Sumenep, Kompasone.com - opini -
Praktik culas niaga elpiji 3 kg bersubsidi kembali mencuat, mencoreng wajah keadilan energi di negeri ini. Toko-toko besar yang tak mengantongi izin penyalur dari Pertamina, dengan sengaja dan penuh keserakahan, kedapatan menyalurkan gas melon bersubsidi ke luar wilayah demi meraup keuntungan haram. Tindakan ini jelas melanggar regulasi yang telah ditetapkan dan mengkhianati amanat subsidi yang seharusnya dinikmati oleh masyarakat miskin yang berhak.
Peraturan Menteri ESDM No. 12 Tahun 2015 dengan jelas mengatur bahwa penyaluran LPG bersubsidi hanya boleh dilakukan oleh penyalur resmi yang memiliki izin dari Pertamina dan memenuhi persyaratan ketat. Tujuannya adalah untuk memastikan bahwa subsidi energi tepat sasaran dan tidak diselewengkan oleh pihak-pihak yang tidak bertanggung jawab. Namun, fakta di lapangan berbicara lain. Praktik culas penyaluran LPG 3 kg bersubsidi ke luar wilayah masih marak terjadi, seolah-olah hukum dan regulasi tak berdaya menghadapi keserakahan para pelaku.

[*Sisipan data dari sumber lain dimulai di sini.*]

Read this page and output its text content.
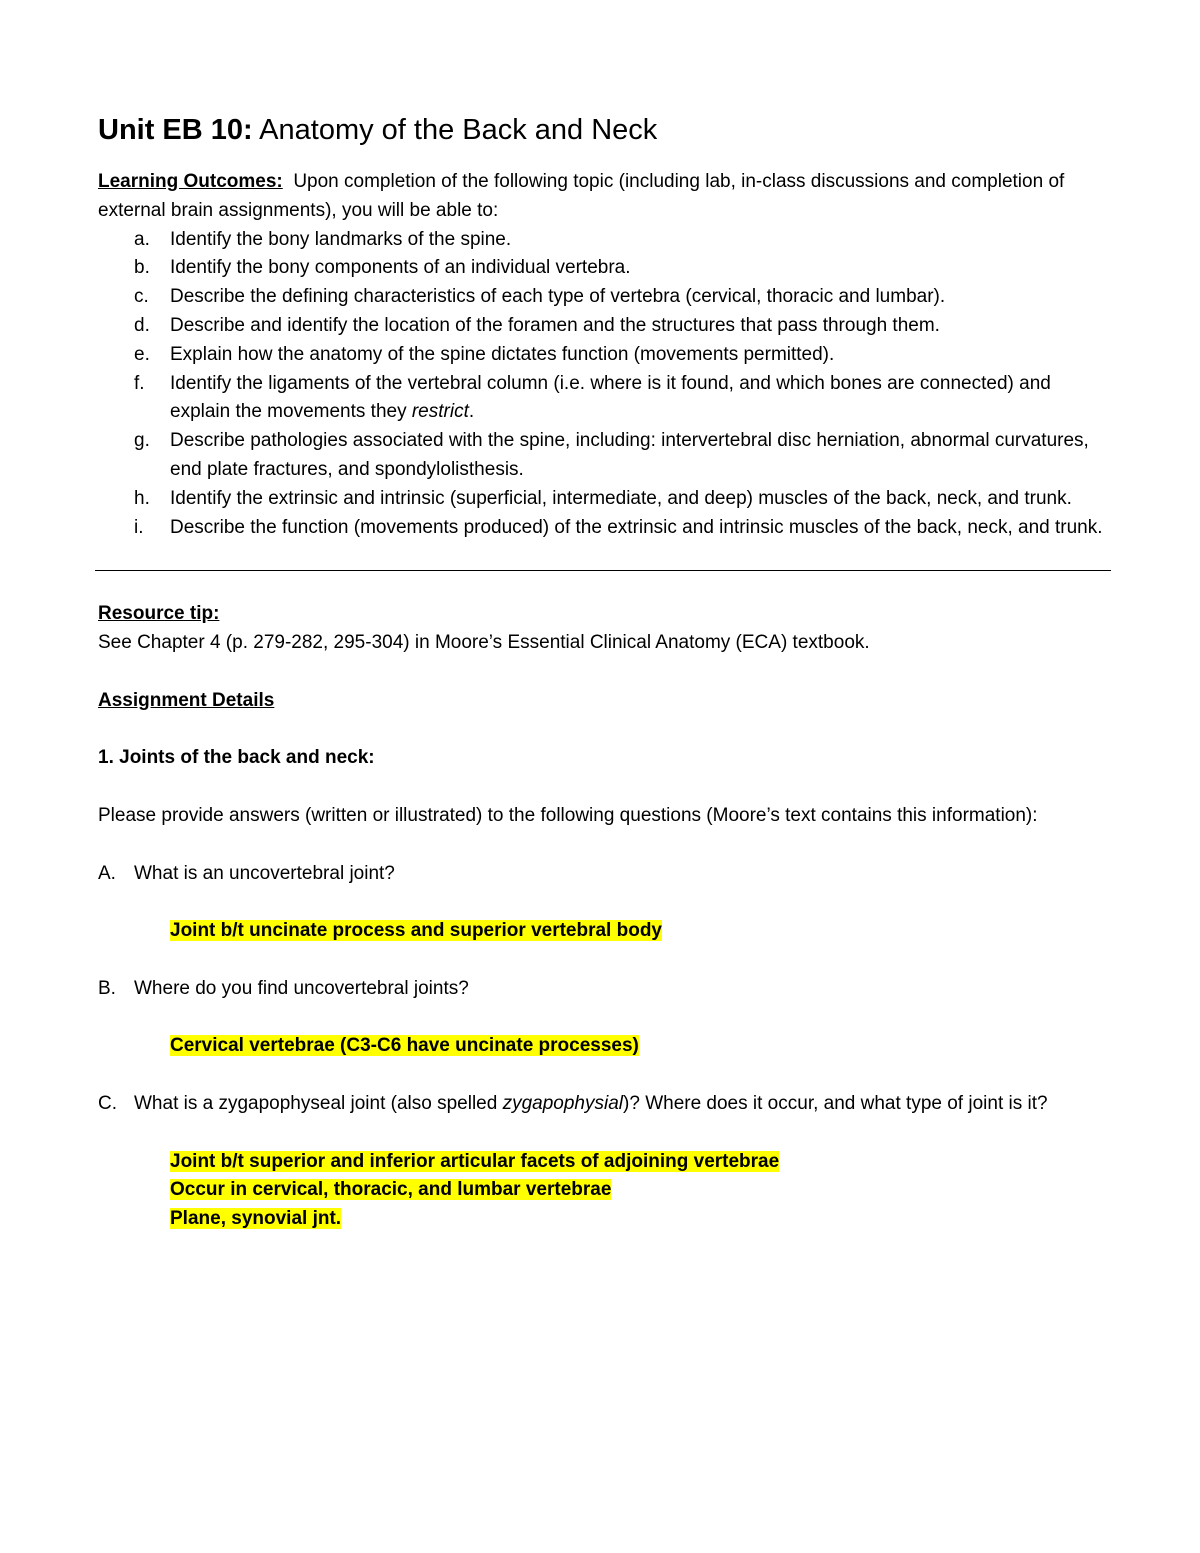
Unit EB 10: Anatomy of the Back and Neck

Learning Outcomes: Upon completion of the following topic (including lab, in-class discussions and completion of external brain assignments), you will be able to:

a. Identify the bony landmarks of the spine.
b. Identify the bony components of an individual vertebra.
c. Describe the defining characteristics of each type of vertebra (cervical, thoracic and lumbar).
d. Describe and identify the location of the foramen and the structures that pass through them.
e. Explain how the anatomy of the spine dictates function (movements permitted).
f. Identify the ligaments of the vertebral column (i.e. where is it found, and which bones are connected) and explain the movements they restrict.
g. Describe pathologies associated with the spine, including: intervertebral disc herniation, abnormal curvatures, end plate fractures, and spondylolisthesis.
h. Identify the extrinsic and intrinsic (superficial, intermediate, and deep) muscles of the back, neck, and trunk.
i. Describe the function (movements produced) of the extrinsic and intrinsic muscles of the back, neck, and trunk.

Resource tip:

See Chapter 4 (p. 279-282, 295-304) in Moore’s Essential Clinical Anatomy (ECA) textbook.

Assignment Details

1. Joints of the back and neck:

Please provide answers (written or illustrated) to the following questions (Moore’s text contains this information):

A. What is an uncovertebral joint?
Joint b/t uncinate process and superior vertebral body
B. Where do you find uncovertebral joints?
Cervical vertebrae (C3-C6 have uncinate processes)
C. What is a zygapophyseal joint (also spelled zygapophysial)? Where does it occur, and what type of joint is it?
Joint b/t superior and inferior articular facets of adjoining vertebrae
Occur in cervical, thoracic, and lumbar vertebrae
Plane, synovial jnt.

Regulasi secara tegas menyebutkan bahwa penyalur yang berhak menyalurkan LPG bersubsidi adalah:
Penyalur yang telah mendapatkan izin dari Pertamina dan telah memenuhi persyaratan yang ditentukan.
Agen LPG yang telah ditunjuk oleh Pertamina untuk menyalurkan LPG bersubsidi ke daerah-daerah.
Koperasi atau badan usaha lain yang telah mendapatkan izin dari Pertamina untuk menyalurkan LPG bersubsidi ke daerah-daerah.
Di luar kategori ini, tidak ada satupun pihak yang berhak menyalurkan LPG bersubsidi.
Ancaman sanksi bagi para pelanggar pun tidak main-main. Sanksi administratif berupa pencabutan izin usaha atau penutupan tempat usaha, sanksi pidana berupa denda atau penjara, hingga sanksi perdata berupa gugatan dari pihak yang dirugikan, semuanya telah disiapkan untuk memberikan efek jera. Bahkan, Undang-Undang No. 22 Tahun 2001 tentang Minyak dan Gas Bumi, pasal 53 ayat (1), mengancam pelaku dengan pidana penjara paling lama 5 tahun dan denda paling banyak Rp 100 miliar.
Namun, mengapa praktik culas ini masih terus terjadi? Pertanyaan ini tentu menjadi tamparan keras bagi aparat penegak hukum. Apakah penegakan hukum di negeri ini masih lemah dan tumpul? Atau jangan-jangan ada oknum-oknum yang bermain mata dengan para pelaku, sehingga praktik haram ini terus langgeng?
Sudah saatnya kita bertindak tegas. Jangan biarkan praktik culas ini terus merajalela dan merampas hak masyarakat miskin. Aparat penegak hukum harus bertindak cepat dan tanpa kompromi. Usut tuntas para pelaku, berikan hukuman yang setimpal, dan jangan biarkan mereka lolos dari jeratan hukum.
Kita semua memiliki tanggung jawab untuk menjaga keadilan energi di negeri ini. Laporkan jika Anda menemukan praktik penyaluran LPG 3 kg bersubsidi yang mencurigakan. Jangan biarkan keserakahan segelintir orang merusak tatanan energi yang seharusnya adil dan merata bagi seluruh rakyat Indonesia.